# Öffenlicher Bereich > Betrachtungen zur Thaisprache >  zweideutig!

## Erwin

Gerade sah ich einen Sketch auf Thai: eine junges, aufreizend gekleidetes Mädchen besucht einen älteren Herrn. Sie sprechen länger miteinander, offensichtlich interessiert er sich für sie. Er starrt Ihre Brüste an usw. Da fragt sie „เอ่าหนูไหม“ (etwa: au nuh mai?). Er sagt freudig ja und fragt, wie teuer ihn das komme.  Sie antwortet „2000 Baht“. Er ist einverstanden. Sie nimmt das Geld und sagt, ich bin für ¼ Stunde weg, dann komme ich wieder. O.k.? Dann geht sie. 

Nach etwa 15 Minuten kommt wie wieder, in  der Hand eine Tüte haltend. Daraus holt sie eine tote, schon gehäutete Maus heraus und gibt sie dem Alten. Der ist erstaunt. „Was soll das“ – „Du wolltest doch eine Maus, oder?“, sagt sie und geht…

Den Witz in der Geschichte kann man nur verstehen, wenn man weiß, dass หนู 2 völlig verschiedene Bedeutungen hat: einmal wird หนู von Mädchen bzw. jungen Damen als Personalpronomen benutzt, heißt also ich.

In diesem Sinne heißt เอ่าหนูไหม „Willst du mich haben?“ oder „Willst Du mit mir schlafen“?

Dann aber bedeutet หนู auch „Maus. In diesem Sinne heißt der Satz „Willst Du eine Maus?“

Kein Wunder, dass der Alte enttäuscht ist…

Erwin

----------


## wein4tler

Ja, ja, bei den thailändischen Mäuschen muss man schon acht geben.  ::

----------


## schorschilia



----------


## Erwin

Ich freue mich, dass das Video hier gepostet wurde, ich selbst habe das nicht gewagt, ich war nicht sicher, ob man das darf, wegen Copyright. (Ich bin eine ängstliche Natur und versuche, von vorneherein alle Schwierigkeiten zu vermeiden). 

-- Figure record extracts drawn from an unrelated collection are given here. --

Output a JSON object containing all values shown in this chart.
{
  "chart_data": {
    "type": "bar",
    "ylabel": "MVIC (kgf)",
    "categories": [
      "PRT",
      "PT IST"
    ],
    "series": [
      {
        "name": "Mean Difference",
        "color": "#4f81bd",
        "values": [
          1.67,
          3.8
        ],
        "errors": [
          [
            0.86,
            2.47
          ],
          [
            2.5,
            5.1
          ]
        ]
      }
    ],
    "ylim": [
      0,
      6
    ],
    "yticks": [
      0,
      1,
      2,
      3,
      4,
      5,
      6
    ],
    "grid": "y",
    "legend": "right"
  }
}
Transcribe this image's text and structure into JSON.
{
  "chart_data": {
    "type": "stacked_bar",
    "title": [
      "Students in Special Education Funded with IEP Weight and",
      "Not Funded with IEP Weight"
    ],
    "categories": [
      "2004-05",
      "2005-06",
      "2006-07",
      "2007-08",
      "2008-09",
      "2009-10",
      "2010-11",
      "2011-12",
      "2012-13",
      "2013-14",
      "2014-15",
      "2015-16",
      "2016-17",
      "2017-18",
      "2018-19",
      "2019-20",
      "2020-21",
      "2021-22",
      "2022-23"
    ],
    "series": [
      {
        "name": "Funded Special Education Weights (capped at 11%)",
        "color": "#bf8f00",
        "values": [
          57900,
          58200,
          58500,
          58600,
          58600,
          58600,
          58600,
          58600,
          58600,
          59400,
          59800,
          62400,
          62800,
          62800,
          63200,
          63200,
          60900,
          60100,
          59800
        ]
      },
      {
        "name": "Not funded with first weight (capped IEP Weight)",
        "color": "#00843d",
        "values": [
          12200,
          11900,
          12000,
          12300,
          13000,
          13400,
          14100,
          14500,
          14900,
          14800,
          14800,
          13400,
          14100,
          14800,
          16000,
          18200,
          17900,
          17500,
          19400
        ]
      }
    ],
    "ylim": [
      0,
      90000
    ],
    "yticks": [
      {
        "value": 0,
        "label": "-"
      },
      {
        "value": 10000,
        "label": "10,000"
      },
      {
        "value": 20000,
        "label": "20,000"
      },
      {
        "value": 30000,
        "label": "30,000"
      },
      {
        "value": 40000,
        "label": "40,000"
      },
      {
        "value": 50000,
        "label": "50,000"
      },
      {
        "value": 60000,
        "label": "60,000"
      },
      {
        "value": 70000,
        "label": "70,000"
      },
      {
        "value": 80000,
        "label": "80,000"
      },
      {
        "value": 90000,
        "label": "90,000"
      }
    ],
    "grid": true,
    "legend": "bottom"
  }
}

Meine Textdarstellung ist natürlich auf das Wesentliche beschränkt, ich habe die Geschichte stark verkürzt, weil es mir darauf ankam, die Zweideutigkeit des Satzes เอ่าหนูไหม herauszustellen

Erwin

----------


## TeigerWutz

GALI


กะหรี่	Curry (Gewürzmischung)
กะหรี่	Böses Wort f. Hure  
กาลี	Nutte od. Kali (Hindu-Göttin/Mahakali)


LG TW

----------


## Erwin

Es hat mich jetzt interessiert, woher die beiden Worte กะหรี่ I= Curry und กะหรี่ II = Hure stammen. Ich fand folgendes:

กะหรี่ I stammt aus dem Englischen. Das englische Wort stammt aus der Tamilsprache (einer indischen Sprache aus der dravidischen Sprachfamilie). Hier lautet es கறி = kari und 
Bedeutet eine würzige Soße. "curry" wurde gegen 1680 ins Englische eingeführt.


กะหรี่ II stammt aus dem Hindi, ebenfalls einer indischen Sprache, aber aus der indoeuropäischen Sprachfamilie. Hier lautet es 
छोकरी = chogari und bedeutet Mädchen.

Erwin

----------


## TeigerWutz

.



Weiterführend zu: การค้าประเวณี 

LG TW  :Blinzeln:

----------


## Erwin

Das bestätigt, was ich oben gesagt habe. Danke!

Erwin

----------


## Siamfan

"Lenn Wau"==> Drachen steigen lassen
Aus der "Hoch-Runter-Bewegung" beim Abtriften des Drachens,  wird das auch als Umschreibung für die männliche Selbstbefriedigung benutzt.

----------


## TeigerWutz

> "Lenn Wau"==> Drachen steigen lassen
> Aus der "Hoch-Runter-Bewegung" beim Abtriften des Drachens,  wird das auch als Umschreibung für die männliche Selbstbefriedigung benutzt.


Also was ich so in Thai zusammenbringe ist,...

Drachen spielen: len waao / เล่นว่าว = Das echte Drachensteigen.

Drachen steigen lassen: ชักว่าว / tschak waao = Doppeldeutig   


TW

----------


## Siamfan

> Also was ich so in Thai zusammenbringe ist,...
> 
> Drachen spielen: len waao / เล่นว่าว = Das echte Drachensteigen.
> 
> Drachen steigen lassen: ชักว่าว / tschak waao = Doppeldeutig   
> 
> 
> TW


Ich glaube, ich werde doch langsam alt! 

Den Fehler habe ich vor nicht all zu langer Zeit schon mal gemacht und lerne nichts draus!  ::

----------